Im Alter von 39 Jahren wird der Schauspiellehrer Benjamin (Benoît Magimel) mit der Nachricht konfrontiert, unheilbar an Bauchspeichelkrebs erkrankt zu sein und nicht mehr als ein Jahr zu leben zu haben. Das trifft vor allem seine Mutter Crystal (Catherine Deneuve) schwer, die daraufhin alles tut, um ihrem Sohn bei seinem Weg beizustehen. Dabei können sich Mutter und Sohn auf die empathische Fürsorge des Onkologen Dr. Eddé (Gabriel Sara) verlassen, der mit der Krankenschwester Eugénie (Cécile de France) auch dafür sorgt, dass die beiden mit ihrem Leben und ihren Beziehungen ins Reine kommen. Dazu zählt auch Benjamins im Ausland lebende Sohn Léandre (Oscar Morgan), der die Reise nach Frankreich ohne seine Mutter macht, weil er vor Ort selbst entscheiden will, wie er mit der Situation umgehen will… 

Kritik: 

Wenn Menschen durch Unfälle oder Krankheit viel zu früh aus dem Leben scheiden, ist es immer eine Tragödie, die Angehörige und Freunde schon mal an Gottes Plan und Liebe zweifeln lassen. Emmanuelle Bercot geht ohne falsche Scham und faule Kompromisse an das Thema einer in kurzer Zeit tödlich verlaufenden Krebserkrankung, die vor allem dem Opfer gerade so viel Zeit geben, sein bisheriges Leben zu reflektieren und zu überlegen, wie man die knapp bemessene restliche Zeit am besten verbringen soll. 
Der Schauspiellehrer Benjamin steckt seine noch verbleibende Energie ganz in die Ausbildung seiner talentierten Schüler und Schülerinnen, die er in unterschiedlichen Paarkonstellationen ausgerechnet eine Trennungsszene üben lässt. Sie scheinen stellvertretend die Leere in Benjamins Leben auszufüllen, der nur seine manchmal etwas übergriffige Mutter hat, aber keine irgendwie geartete Liebesbeziehung oder auch nur Freundschaften. Benjamin lebt ganz für das Theater, wird aber auf dem Sterbebett das Gefühl nicht los, versagt, nichts erreicht zu haben. 
Zum Glück befindet er sich bei Dr. Eddé in besten Händen. Gabriel Sara, der auch im echten Leben Onkologe ist und entsprechend auch als Berater für den Film tätig gewesen ist, bildet als Dr. Eddé den empathischen Ruhepol des Films. Gleich zu Beginn versammelt er die Belegschaft der onkologischen Station um sich und lässt seine Leute von den besonders schwierigen Momenten erzählen, die sie bei ihrer Arbeit erlebt haben, um sie dann mit einfühlsamen Ratschlägen wieder zu beruhigen und am Ende der Sitzung mit einem gemeinsam gesungenen Lied wieder aufzumuntern. 

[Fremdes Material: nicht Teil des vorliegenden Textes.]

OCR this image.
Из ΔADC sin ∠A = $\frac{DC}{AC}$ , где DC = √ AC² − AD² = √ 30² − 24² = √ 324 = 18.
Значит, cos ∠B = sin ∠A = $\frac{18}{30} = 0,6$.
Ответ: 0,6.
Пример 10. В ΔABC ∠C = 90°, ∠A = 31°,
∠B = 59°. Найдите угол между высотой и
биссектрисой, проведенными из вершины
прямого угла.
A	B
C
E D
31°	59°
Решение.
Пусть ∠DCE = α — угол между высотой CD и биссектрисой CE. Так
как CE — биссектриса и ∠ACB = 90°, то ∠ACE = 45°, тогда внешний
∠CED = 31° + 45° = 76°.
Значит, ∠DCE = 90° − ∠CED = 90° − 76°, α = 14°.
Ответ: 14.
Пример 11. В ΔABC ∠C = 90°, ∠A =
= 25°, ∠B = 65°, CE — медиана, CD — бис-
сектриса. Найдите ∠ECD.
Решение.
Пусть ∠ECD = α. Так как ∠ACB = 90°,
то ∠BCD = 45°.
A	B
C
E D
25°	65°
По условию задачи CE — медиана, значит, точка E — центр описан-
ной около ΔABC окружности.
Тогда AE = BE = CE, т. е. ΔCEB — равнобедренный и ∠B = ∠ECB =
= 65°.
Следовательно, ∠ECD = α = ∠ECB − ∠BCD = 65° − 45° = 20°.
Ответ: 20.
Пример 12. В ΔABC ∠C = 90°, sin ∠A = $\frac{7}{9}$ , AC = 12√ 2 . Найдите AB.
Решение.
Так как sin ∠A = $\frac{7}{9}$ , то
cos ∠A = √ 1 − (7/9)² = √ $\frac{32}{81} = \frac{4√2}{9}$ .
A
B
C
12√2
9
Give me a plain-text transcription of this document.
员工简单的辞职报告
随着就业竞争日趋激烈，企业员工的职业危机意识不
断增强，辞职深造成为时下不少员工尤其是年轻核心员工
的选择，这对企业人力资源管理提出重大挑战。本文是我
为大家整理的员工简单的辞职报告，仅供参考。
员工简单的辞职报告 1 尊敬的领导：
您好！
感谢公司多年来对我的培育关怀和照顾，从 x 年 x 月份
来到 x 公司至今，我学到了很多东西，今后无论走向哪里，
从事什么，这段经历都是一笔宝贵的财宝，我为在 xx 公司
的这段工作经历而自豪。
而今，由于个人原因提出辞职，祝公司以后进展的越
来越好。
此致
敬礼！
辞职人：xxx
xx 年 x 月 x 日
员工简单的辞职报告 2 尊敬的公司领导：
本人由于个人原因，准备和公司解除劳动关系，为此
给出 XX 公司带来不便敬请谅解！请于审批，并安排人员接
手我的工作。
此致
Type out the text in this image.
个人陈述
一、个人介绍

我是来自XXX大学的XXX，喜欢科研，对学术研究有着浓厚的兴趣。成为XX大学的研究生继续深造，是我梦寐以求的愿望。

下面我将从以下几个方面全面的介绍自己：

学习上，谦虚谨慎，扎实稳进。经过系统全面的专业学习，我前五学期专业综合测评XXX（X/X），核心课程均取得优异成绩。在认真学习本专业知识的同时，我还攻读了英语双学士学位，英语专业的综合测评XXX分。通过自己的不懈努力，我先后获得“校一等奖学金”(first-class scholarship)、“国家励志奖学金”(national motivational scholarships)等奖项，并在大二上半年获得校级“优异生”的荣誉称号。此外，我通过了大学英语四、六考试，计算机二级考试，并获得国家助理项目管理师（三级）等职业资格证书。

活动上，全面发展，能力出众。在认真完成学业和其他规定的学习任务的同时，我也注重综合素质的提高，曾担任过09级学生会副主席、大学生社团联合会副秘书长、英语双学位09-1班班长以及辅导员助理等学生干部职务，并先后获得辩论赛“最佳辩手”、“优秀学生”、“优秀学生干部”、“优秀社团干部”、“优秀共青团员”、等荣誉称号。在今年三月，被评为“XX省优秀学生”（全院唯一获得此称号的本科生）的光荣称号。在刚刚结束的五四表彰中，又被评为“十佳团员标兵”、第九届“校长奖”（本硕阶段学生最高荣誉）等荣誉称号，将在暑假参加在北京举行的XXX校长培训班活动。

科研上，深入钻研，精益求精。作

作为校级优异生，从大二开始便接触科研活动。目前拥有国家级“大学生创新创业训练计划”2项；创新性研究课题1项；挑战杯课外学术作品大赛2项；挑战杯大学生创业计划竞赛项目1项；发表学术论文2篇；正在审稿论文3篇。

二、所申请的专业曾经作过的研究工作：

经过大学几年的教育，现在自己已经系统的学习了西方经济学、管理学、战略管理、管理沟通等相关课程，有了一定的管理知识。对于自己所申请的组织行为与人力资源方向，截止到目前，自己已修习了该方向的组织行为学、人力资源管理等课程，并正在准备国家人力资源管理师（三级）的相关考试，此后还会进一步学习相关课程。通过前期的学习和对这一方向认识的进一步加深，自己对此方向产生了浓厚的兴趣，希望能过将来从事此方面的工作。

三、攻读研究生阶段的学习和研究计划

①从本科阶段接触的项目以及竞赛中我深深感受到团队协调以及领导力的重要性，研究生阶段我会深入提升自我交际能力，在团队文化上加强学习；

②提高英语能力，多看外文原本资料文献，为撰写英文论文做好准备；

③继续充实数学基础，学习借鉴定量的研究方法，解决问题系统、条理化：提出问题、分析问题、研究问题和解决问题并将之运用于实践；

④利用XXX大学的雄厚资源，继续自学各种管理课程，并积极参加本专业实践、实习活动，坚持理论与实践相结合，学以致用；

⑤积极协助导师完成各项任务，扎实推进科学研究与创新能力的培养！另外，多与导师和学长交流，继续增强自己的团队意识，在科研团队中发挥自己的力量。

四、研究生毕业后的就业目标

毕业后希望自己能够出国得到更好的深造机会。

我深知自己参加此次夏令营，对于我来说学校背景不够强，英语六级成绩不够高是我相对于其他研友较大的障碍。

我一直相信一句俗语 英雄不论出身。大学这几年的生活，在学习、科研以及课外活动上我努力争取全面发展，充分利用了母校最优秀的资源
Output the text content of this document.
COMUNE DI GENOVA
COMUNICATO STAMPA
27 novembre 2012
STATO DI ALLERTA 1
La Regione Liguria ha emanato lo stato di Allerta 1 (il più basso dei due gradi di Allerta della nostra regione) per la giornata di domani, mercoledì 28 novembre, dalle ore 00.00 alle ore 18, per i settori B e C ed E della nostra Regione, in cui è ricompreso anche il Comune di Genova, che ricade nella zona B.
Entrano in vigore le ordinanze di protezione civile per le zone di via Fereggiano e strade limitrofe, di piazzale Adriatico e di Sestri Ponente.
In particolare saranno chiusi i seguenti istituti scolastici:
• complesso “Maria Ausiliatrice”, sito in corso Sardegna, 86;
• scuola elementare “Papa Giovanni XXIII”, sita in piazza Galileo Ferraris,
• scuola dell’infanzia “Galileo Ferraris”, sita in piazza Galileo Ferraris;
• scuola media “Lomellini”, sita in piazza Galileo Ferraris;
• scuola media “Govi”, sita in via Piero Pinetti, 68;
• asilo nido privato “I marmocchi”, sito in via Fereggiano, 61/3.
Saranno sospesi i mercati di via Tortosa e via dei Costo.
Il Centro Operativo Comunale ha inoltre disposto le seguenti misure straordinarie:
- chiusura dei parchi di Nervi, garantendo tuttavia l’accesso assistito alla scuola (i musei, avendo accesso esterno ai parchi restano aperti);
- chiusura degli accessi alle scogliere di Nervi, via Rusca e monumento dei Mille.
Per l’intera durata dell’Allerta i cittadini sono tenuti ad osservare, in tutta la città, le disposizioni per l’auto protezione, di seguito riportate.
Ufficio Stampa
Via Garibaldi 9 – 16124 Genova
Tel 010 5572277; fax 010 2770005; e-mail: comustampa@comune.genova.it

Sein Credo lautet, den Patienten soviel Empathie wie möglich entgegenzubringen, ohne selbst getröstet werden zu müssen. 
In Liebe lassen“ beschränkt sich nicht nur auf den Prozess des langsamen Sterbens, sondern entwickelt auch einige Nebenhandlungen wie das Auftauchen von Benjamins Sohn, den der Vater nie kennengelernt hat, den Besuch einer Schülerin, der Benjamin besonders am Herzen liegt, und die zarte Romanze, die sich zwischen dem Krebspatienten und der Krankenschwester Eugénie entwickelt. Mit den nicht ganz so bedeutungsschwangeren Nebenhandlungen bewegt sich „In Liebe lassen“ etwas vom eigentlichen Kern der Geschichte weg, verliert an Intensität, doch vielleicht stünde das Sterben sonst auch zu sehr im Mittelpunkt. 
„In Liebe lassen“ ist ein authentisch wirkender Film über das Sterben und die Art und Weise, wie ein Sterbenskranker und seine Angehörigen mit dieser Situation umgehen. Dabei möchte man, sollte man selbst in diese Situation kommen, gern auf einen Stab von Ärzten und Pflegern zugreifen können, wie es hier demonstriert wird.